De vergadering keurt het hernieuwen van het contract voor vijf jaren met de N.V. Geuze & Co's Drukkerij goed.
2. Voorstel van Mr. Van Es om een aantal voorname Nederlanders en Vlamingen uit te noodigen ter openbaarmaking in Neerlandia een antwoord te geven op de volgende vragen:
Acht gij het mogelijk, dat iets gedaan wordt voor het Vlaamsche volk, hetzij thans, hetzij bij de vredesbesprekingen:
a. | door den Nederlandschen Staat; |
b. | door het Nederlandsche volk: |
c. | door het Algemeen Nederlandsch Verbond? |
Zoo ja, waarin zou die daad moeten bestaan?
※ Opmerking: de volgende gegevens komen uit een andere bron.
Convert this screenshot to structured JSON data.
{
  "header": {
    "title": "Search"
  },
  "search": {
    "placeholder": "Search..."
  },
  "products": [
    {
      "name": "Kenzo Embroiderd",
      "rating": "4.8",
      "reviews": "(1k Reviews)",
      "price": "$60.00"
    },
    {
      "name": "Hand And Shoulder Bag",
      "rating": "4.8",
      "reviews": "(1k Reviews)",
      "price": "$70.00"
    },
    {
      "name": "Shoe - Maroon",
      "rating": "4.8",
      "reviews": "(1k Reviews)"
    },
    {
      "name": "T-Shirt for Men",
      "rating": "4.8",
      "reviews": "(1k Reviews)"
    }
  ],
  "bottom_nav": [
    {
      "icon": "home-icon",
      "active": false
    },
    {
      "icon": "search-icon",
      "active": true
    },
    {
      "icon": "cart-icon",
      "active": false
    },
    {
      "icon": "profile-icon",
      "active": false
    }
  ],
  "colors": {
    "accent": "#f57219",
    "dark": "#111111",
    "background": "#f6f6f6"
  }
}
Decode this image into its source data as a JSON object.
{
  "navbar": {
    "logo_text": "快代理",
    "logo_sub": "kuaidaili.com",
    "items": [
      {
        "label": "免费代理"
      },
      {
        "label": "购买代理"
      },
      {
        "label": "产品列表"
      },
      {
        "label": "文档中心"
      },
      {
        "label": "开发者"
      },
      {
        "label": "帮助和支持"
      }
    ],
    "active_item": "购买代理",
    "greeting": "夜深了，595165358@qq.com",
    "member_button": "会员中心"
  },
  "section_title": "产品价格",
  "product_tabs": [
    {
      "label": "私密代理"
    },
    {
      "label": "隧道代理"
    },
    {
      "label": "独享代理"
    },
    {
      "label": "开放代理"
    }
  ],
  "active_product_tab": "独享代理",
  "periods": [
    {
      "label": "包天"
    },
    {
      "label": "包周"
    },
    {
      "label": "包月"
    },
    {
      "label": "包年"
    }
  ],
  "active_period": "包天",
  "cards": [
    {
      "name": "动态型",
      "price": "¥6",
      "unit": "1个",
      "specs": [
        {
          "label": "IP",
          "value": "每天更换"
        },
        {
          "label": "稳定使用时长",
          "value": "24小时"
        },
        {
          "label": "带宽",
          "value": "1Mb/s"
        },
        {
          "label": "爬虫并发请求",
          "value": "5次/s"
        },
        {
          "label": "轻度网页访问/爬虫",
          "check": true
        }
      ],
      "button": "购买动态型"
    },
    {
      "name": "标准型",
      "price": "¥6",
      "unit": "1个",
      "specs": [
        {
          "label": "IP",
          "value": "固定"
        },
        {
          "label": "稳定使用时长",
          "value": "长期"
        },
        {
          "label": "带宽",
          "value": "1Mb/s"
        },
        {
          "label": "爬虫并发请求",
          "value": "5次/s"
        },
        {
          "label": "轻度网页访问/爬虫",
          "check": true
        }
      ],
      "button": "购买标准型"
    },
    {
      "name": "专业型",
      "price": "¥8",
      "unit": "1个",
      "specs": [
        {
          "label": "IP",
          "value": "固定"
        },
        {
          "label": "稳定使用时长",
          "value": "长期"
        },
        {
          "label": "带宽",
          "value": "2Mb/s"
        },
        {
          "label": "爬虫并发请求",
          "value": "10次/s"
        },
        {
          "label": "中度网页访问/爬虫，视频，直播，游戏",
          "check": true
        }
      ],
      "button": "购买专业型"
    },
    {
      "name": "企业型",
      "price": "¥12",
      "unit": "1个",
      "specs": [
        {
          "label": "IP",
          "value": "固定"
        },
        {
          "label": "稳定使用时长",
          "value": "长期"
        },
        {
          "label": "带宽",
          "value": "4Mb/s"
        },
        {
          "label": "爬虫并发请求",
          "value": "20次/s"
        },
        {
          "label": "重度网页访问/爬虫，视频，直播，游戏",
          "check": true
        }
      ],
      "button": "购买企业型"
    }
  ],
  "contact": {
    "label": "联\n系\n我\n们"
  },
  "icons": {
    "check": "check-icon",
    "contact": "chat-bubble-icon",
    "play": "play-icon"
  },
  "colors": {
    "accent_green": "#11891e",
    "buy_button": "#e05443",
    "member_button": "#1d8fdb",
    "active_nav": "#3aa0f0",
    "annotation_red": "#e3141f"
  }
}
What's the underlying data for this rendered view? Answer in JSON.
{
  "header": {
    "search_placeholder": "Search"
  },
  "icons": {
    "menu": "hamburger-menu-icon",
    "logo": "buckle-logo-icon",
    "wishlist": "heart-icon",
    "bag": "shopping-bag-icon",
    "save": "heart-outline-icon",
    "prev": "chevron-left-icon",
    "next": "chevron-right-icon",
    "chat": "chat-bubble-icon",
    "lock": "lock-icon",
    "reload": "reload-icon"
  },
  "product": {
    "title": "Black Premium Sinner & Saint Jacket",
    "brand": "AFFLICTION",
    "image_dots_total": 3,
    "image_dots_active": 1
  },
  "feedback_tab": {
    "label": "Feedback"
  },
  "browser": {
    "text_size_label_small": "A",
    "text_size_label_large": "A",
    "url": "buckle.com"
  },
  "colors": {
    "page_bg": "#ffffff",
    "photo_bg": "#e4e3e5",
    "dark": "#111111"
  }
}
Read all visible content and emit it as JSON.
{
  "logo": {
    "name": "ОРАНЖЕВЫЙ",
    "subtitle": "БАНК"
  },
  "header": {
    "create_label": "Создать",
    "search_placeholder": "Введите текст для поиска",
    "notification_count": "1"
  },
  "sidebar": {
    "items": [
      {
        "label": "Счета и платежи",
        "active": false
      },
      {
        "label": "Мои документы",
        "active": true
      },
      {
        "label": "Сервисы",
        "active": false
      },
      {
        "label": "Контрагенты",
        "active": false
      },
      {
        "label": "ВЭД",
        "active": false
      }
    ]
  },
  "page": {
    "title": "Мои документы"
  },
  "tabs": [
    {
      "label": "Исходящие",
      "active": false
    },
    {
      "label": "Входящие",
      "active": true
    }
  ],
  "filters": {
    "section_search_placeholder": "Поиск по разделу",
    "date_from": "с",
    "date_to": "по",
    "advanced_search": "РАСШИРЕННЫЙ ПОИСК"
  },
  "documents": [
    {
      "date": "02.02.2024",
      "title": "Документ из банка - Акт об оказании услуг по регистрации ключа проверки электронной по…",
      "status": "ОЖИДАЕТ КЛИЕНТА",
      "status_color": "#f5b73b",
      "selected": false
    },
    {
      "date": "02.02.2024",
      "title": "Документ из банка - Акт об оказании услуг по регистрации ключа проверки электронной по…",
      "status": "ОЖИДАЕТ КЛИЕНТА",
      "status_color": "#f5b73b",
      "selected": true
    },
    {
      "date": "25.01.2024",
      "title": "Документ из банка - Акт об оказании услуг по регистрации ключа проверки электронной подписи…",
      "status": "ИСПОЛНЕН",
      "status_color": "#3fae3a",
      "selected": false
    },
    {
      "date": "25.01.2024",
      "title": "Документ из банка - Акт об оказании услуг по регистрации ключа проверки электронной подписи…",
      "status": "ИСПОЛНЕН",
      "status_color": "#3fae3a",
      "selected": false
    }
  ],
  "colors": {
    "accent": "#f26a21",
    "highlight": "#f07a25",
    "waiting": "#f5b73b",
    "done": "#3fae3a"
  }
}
Besloten wordt eene Commissie te benoemen, die in overleg met den heer Van Es de mogelijkheid eener uitvoering zal overwegen.
De leden van het Dagel. Bestuur worden in die Commissie gekozen.
3. Verzoek van Afdeeling Berlijn om medewerking in zake steun en voorlichting aan Nederlanders in Duitschland.
De secretaris licht dit punt toe. Het bestuur der Afdeeling Berlijn heeft genoemd plan opgevat en daarbij de hulp ingeroepen van het Dagel. Bestuur, dat reeds met de Afdeeling in briefwisseling is getreden en verder de pogingen zal steunen.
De vergadering keurt dit goed.
4. Voorstel van Afdeeling Leipzig tot vorming van een Groep Duitschland.
De voorzitter deelt mede, dat de Afdeeling Leipzig ditt plan eerst aan de Zuster-Afdeelingen in Duitschland heeft voorgelegd en dat de antwoorden dienen te worden afgewacht. Het Dagel. Bestuur zal daarna in overleg treden met de Duitsche Afdeelingen.
5. Protest van het bestuur der Afdeeling Haarlem in zake het optreden van het Hoofdbestuur tegen de Utrechtsche Studenten-Afdeeling.
Aan Afdeeling Haarlem zal hierop een officieel antwoord worden gegeven.
6. Mededeeling van Dr. Schoch, dat Mr. Carst naar Suriname is teruggekeerd (half September) en een herinrichting der Groep kan worden tegemoet gezien.
De voorzitter dankt den heer Schoch voor zijn bemoeiing in dezen en hoopt op spoedig herstel der Groep.
7. Mededeeling van het Ministerie van Buitenlandsche Zaken, dat in beginsel tot oprichting van een Nederlandsch consulair agentschap te Barquisimeto is besloten.
Daarna sluit de voorzitter de vergadering.
* * *
18 December heeft het Hoofdbestuur nog een vergadering te Dordrecht gehouden, hoofdzakelijk ter bespreking van de Begrooting voor 1916, welke men op de laatste bladz. van dit nr. vindt afgedrukt.